Le nouveau taux sera annoncé mi-janvier par le gouvernement, qui se contentera d’appliquer les règles établies en 2004. Pour mettre fin au psychodrame politique qui se jouait régulièrement lors de la remise à jour du taux de ce livret particulièrement populaire, un système de calcul automatique a été instauré. Il est réalisé deux fois par an et prend en compte la moyenne de l’inflation hors tabac sur douze mois et de l’Euribor à trois mois, majorée de 0,25 point.
Aucune dérogation à ce calcul n’est admise sauf si le nouveau taux ne permet pas de «préserver le pouvoir d’achat des épargnants». Ce qui est loin d’être le cas.

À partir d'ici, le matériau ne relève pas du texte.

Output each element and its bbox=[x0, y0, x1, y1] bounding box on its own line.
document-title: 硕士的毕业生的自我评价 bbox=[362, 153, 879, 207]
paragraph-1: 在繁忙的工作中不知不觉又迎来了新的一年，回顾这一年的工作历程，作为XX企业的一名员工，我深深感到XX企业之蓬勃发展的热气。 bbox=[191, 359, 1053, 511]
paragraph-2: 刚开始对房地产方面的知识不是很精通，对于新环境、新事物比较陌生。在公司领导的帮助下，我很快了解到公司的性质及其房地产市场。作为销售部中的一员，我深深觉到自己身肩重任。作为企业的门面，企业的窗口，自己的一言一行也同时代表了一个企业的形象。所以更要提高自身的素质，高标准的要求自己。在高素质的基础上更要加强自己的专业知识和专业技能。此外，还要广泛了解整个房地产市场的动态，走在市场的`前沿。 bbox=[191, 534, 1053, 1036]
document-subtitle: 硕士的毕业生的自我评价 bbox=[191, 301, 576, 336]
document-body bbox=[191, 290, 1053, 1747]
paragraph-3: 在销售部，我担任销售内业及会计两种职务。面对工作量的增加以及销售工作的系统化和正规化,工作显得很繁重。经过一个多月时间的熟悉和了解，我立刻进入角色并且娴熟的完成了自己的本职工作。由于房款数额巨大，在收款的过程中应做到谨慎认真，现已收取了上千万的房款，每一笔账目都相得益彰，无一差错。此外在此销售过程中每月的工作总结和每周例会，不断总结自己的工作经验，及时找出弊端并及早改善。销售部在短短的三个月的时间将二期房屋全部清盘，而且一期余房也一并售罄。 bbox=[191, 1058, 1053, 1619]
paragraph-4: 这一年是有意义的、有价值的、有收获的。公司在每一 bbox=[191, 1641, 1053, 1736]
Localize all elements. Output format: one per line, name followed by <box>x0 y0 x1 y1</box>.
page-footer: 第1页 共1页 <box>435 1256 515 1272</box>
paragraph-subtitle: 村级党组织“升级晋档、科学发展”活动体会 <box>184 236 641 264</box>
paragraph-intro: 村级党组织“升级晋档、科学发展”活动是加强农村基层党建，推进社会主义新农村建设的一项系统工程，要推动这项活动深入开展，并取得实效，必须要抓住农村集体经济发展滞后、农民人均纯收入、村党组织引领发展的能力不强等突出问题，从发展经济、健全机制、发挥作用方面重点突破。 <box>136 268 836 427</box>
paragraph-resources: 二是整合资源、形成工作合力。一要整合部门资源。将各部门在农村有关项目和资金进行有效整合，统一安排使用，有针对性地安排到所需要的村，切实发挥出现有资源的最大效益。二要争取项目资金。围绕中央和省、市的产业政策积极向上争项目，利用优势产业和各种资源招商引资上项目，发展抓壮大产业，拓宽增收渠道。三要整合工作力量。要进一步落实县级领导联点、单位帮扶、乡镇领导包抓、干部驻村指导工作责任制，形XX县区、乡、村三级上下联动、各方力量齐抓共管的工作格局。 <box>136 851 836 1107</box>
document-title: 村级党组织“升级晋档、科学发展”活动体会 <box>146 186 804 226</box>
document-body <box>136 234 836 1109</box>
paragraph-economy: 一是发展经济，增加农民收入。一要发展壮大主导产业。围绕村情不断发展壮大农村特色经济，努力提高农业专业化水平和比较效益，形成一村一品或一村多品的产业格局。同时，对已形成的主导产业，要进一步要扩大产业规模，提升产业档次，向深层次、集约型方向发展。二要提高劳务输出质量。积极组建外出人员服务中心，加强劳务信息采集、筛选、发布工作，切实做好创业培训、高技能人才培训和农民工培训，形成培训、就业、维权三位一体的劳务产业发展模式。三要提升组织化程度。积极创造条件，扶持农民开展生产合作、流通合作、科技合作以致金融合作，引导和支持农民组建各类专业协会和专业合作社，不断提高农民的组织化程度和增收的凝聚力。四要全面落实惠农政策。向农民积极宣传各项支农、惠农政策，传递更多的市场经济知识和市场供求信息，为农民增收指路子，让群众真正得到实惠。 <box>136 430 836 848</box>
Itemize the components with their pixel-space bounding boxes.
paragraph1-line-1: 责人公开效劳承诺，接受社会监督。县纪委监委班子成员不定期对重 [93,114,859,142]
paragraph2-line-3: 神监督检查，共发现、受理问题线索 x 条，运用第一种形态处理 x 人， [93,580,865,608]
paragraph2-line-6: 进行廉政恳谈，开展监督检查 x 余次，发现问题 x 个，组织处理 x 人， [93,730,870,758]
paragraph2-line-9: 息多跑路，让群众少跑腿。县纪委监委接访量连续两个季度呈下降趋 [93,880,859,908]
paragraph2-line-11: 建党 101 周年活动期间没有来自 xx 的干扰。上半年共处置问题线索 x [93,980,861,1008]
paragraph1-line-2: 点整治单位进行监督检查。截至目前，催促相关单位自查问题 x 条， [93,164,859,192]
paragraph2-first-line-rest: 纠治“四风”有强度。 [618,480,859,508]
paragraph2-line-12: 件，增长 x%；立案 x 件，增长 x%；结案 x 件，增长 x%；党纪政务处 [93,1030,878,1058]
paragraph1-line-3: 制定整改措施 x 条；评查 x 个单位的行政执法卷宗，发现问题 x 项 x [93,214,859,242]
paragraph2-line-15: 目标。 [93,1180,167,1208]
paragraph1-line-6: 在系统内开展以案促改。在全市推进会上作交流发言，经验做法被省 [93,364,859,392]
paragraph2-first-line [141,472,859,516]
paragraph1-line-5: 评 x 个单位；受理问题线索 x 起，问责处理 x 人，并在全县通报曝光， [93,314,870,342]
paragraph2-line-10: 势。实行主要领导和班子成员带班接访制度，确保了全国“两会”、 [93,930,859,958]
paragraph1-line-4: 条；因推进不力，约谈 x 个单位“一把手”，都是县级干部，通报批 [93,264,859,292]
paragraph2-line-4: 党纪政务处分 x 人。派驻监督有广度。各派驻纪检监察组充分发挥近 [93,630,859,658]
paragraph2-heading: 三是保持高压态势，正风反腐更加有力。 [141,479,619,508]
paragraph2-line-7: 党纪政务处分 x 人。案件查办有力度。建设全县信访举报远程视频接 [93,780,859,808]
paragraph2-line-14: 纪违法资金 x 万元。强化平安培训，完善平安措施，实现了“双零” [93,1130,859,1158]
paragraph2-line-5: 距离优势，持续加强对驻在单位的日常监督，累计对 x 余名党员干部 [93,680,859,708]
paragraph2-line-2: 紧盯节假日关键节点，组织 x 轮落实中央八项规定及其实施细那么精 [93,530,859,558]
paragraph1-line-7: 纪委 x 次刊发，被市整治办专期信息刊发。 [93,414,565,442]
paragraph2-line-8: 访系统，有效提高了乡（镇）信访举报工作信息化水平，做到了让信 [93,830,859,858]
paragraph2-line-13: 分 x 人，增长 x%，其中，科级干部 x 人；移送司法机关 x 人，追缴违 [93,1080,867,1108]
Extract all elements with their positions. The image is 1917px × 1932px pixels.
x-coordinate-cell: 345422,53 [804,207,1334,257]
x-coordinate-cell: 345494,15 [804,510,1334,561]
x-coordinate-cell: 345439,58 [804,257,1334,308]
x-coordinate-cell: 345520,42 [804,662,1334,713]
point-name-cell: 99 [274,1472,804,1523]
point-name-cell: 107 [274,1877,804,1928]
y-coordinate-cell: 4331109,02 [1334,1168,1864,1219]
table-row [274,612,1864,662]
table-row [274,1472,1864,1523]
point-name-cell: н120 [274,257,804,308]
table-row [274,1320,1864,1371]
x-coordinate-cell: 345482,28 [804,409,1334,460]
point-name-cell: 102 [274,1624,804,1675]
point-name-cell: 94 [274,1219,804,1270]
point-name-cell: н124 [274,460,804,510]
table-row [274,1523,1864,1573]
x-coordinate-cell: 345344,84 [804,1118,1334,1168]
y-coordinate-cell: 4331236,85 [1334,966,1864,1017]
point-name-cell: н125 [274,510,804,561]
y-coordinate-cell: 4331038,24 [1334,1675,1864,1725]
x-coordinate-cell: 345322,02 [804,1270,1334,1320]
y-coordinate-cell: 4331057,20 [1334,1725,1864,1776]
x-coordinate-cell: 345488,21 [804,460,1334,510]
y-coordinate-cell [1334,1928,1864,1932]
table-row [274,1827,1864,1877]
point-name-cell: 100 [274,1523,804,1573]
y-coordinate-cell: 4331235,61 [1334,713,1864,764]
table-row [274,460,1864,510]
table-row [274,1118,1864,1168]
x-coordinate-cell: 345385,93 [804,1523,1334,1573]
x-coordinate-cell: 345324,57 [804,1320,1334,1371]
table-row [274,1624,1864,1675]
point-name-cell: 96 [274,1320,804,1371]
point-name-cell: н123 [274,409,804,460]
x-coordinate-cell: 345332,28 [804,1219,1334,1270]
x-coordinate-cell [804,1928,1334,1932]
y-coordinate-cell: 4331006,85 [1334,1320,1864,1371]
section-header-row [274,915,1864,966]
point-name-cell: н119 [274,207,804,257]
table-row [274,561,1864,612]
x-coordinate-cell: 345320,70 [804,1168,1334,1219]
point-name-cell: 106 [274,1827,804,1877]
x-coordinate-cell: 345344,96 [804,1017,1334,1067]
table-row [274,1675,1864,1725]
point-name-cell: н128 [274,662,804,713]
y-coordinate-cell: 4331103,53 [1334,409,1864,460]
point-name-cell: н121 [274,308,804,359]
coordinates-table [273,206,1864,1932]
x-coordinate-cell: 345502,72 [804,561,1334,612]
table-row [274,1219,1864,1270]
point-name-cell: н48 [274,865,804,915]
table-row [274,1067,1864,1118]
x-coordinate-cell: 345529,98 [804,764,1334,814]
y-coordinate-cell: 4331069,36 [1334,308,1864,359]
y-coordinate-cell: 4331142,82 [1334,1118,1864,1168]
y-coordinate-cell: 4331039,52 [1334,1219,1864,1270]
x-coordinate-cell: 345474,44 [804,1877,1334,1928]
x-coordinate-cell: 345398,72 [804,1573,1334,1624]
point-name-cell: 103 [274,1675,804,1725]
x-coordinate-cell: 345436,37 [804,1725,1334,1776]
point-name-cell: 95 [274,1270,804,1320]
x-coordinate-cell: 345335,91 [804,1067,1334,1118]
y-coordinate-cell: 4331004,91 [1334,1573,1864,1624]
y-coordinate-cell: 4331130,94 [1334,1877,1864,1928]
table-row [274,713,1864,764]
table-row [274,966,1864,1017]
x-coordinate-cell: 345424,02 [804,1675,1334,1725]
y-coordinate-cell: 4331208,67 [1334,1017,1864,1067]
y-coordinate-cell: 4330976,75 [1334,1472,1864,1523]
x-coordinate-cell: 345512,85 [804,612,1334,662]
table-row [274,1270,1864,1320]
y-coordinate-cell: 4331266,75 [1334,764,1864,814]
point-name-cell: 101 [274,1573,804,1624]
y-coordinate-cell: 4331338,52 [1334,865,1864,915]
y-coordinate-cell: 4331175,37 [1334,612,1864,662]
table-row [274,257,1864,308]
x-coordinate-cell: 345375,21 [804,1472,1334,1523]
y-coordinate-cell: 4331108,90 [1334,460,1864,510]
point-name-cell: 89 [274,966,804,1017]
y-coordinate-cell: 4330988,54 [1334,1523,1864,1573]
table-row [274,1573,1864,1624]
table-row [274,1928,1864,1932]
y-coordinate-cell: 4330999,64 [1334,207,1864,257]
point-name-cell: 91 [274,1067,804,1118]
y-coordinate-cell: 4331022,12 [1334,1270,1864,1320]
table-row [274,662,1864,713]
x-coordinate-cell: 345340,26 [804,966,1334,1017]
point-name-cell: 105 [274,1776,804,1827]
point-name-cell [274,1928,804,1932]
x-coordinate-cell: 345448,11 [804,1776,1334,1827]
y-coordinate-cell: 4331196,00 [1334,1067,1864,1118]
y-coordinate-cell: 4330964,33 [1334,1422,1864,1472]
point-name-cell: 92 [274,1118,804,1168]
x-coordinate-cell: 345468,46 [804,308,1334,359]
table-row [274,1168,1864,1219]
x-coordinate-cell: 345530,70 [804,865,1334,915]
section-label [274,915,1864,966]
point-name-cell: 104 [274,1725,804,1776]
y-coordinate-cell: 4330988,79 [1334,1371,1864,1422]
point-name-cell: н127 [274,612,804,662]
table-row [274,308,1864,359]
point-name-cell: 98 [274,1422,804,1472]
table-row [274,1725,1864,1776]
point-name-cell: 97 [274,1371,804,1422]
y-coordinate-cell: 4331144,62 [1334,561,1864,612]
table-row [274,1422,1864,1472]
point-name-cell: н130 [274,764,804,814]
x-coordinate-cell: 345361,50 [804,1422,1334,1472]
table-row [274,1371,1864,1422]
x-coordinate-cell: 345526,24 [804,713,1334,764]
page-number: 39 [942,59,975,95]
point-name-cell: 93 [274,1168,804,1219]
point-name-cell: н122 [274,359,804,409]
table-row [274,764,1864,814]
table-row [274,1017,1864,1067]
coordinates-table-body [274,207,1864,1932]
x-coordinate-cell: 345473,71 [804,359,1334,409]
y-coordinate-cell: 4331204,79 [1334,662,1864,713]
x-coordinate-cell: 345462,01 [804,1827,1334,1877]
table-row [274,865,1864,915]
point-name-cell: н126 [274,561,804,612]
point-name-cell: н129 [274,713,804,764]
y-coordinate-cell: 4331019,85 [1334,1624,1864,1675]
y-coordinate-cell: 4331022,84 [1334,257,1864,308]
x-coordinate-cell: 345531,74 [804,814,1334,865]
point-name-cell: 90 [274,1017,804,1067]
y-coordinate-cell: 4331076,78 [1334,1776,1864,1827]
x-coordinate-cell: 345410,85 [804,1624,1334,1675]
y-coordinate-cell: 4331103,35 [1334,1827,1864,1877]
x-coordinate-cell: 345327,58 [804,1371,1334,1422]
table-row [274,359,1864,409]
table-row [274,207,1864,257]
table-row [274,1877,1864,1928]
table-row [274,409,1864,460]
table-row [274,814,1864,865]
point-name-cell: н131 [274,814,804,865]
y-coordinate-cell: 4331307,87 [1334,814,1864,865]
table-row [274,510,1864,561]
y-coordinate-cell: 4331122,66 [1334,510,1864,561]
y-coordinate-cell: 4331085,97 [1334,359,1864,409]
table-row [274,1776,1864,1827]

La rémunération du livret A qui est de 3 % aujourd’hui devrait donc augmenter de 0,50 point en février, voire de 0,75 si les taux d’intérêt se tendent ou si l’inflation persiste.
Le livret A, créé en 1818, a connu d’amples variations depuis son lancement. Le point bas a été atteint le 1er août 2005, avec une rémunération de 2 %. Et il faut remonter à plus de dix ans, en 1996, pour retrouver une rémunération aussi élevée que celle qui attend les épargnants français en 2008. À 3,50 %, le livret A est promis à un vif succès l’an prochain, surtout si les marchés boursiers restent aussi chahutés qu’ils le sont en ce moment.